Friday, February 07, 2020

碧空1670 nautilus13(うら疾しく迫る鸚鵡貝の目の臨在)

1670 nautilus13(うら疾しく迫る鸚鵡貝の目の臨在)  タイム・スリップするMessiah の絶対速度は、もの凄い移動なのに、催眠術にかかったように硬直や不動に見える。
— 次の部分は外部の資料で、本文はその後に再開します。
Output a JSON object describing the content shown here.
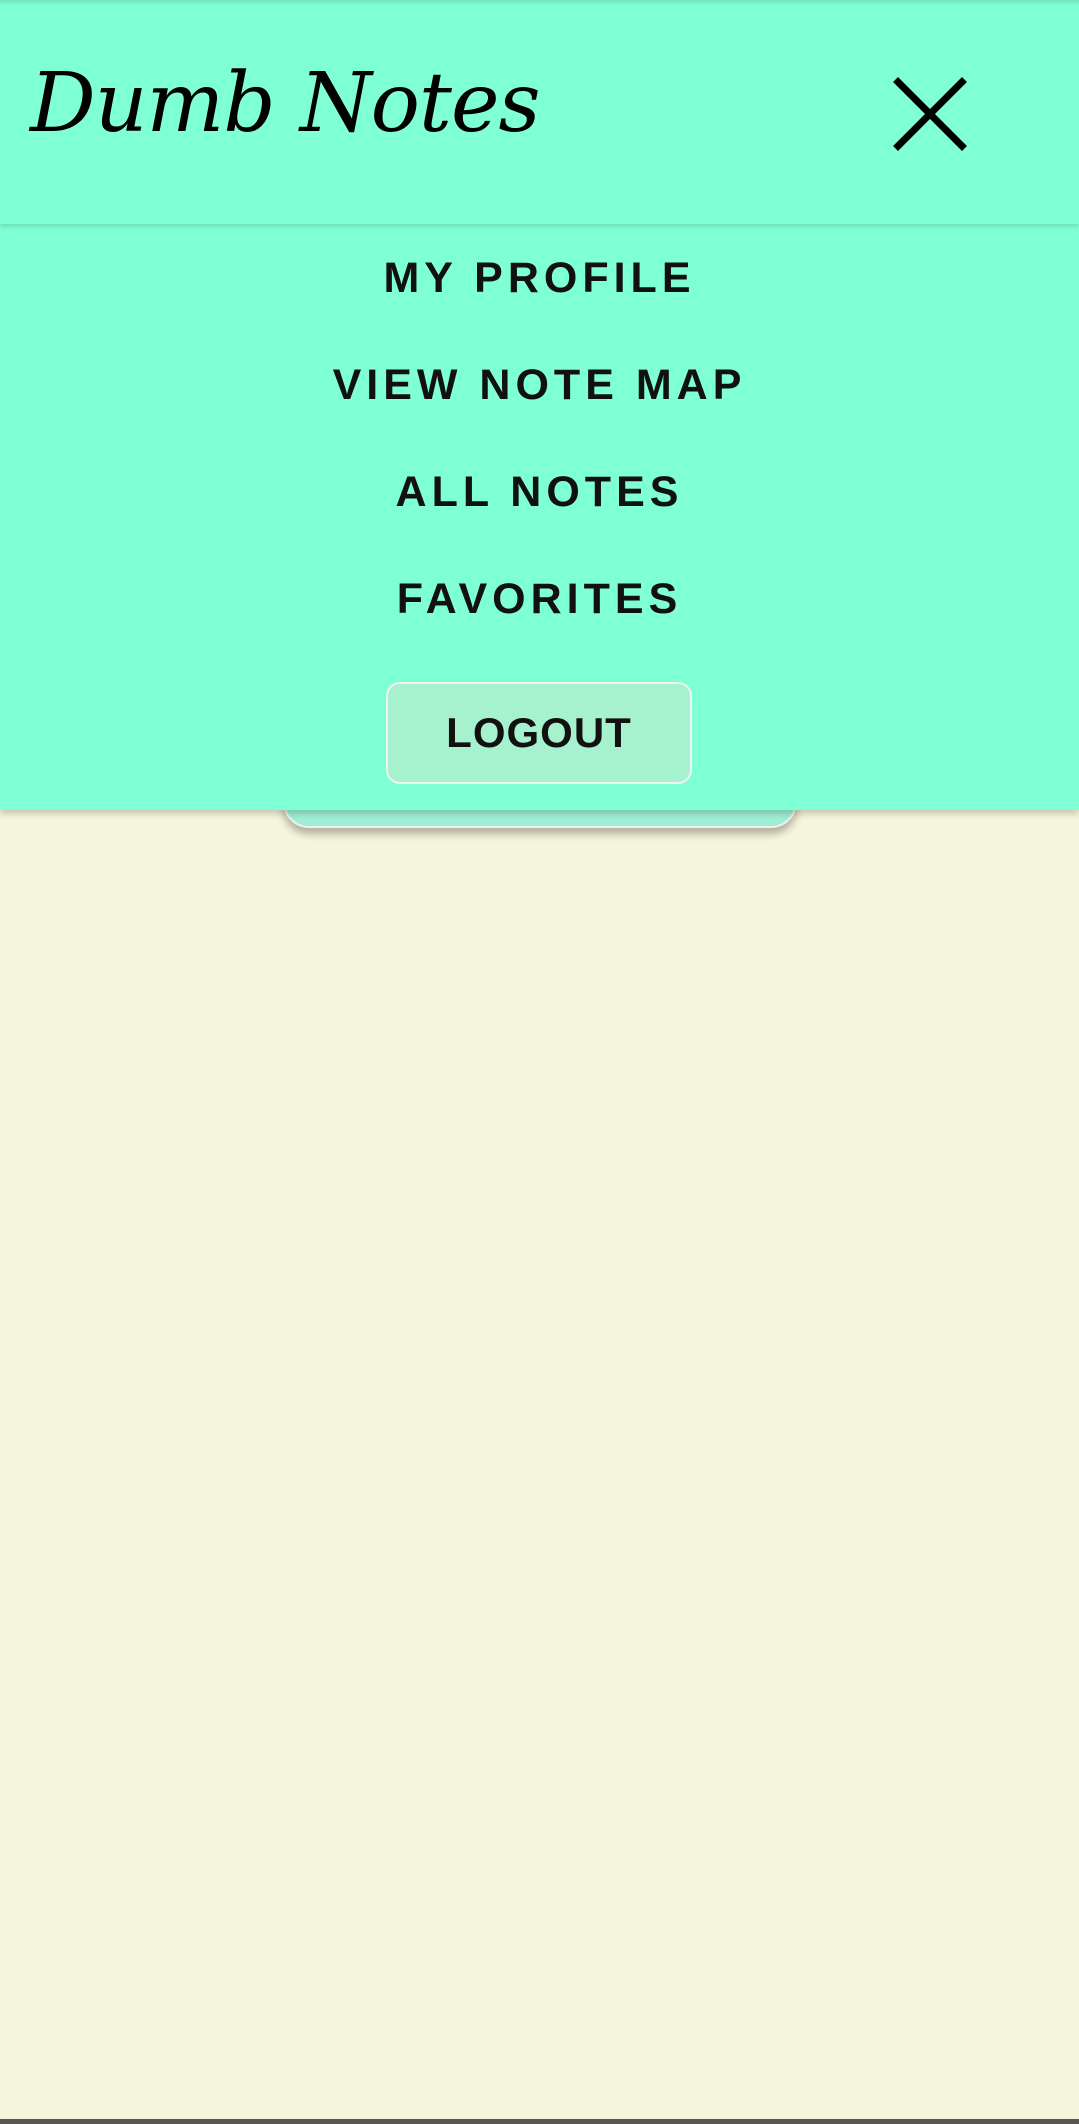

移動体になろうとしゃにむに突き進んでもとっくに世界が終わっているのである。  浮雲を目じるしにしたタイム・スリップの絶対速度は、移動体そのものが(目じるしにならない)浮雲になって(すなわち、後れて来るはずの主体が途中までしかやって来ない)心の停止、打ち寄せる重波の如く、うら疾しく迫るのである。epiphany「の」伝達は、移動体が目じるしになるような後れて来る主体の伝達の頓挫である。  鸚鵡貝の目の臨在は、底知れぬ命令になるまでに圧縮された抽象が具体となって解凍する魔術に、その(塵や蛆や浮雲も同然の)具体の振りをして種が予定調和的に膨れ上がる魔術が、打ち寄せる敷浪の如く重なる魅惑である。一体Messiah 「の」目撃の、その野心は、誰と入れ替わっているのか分からない隣人の、その、Mephistopheles的な忍びの魔術の気配を消すのではなく、消さないでうら疾しく迫る魅惑である。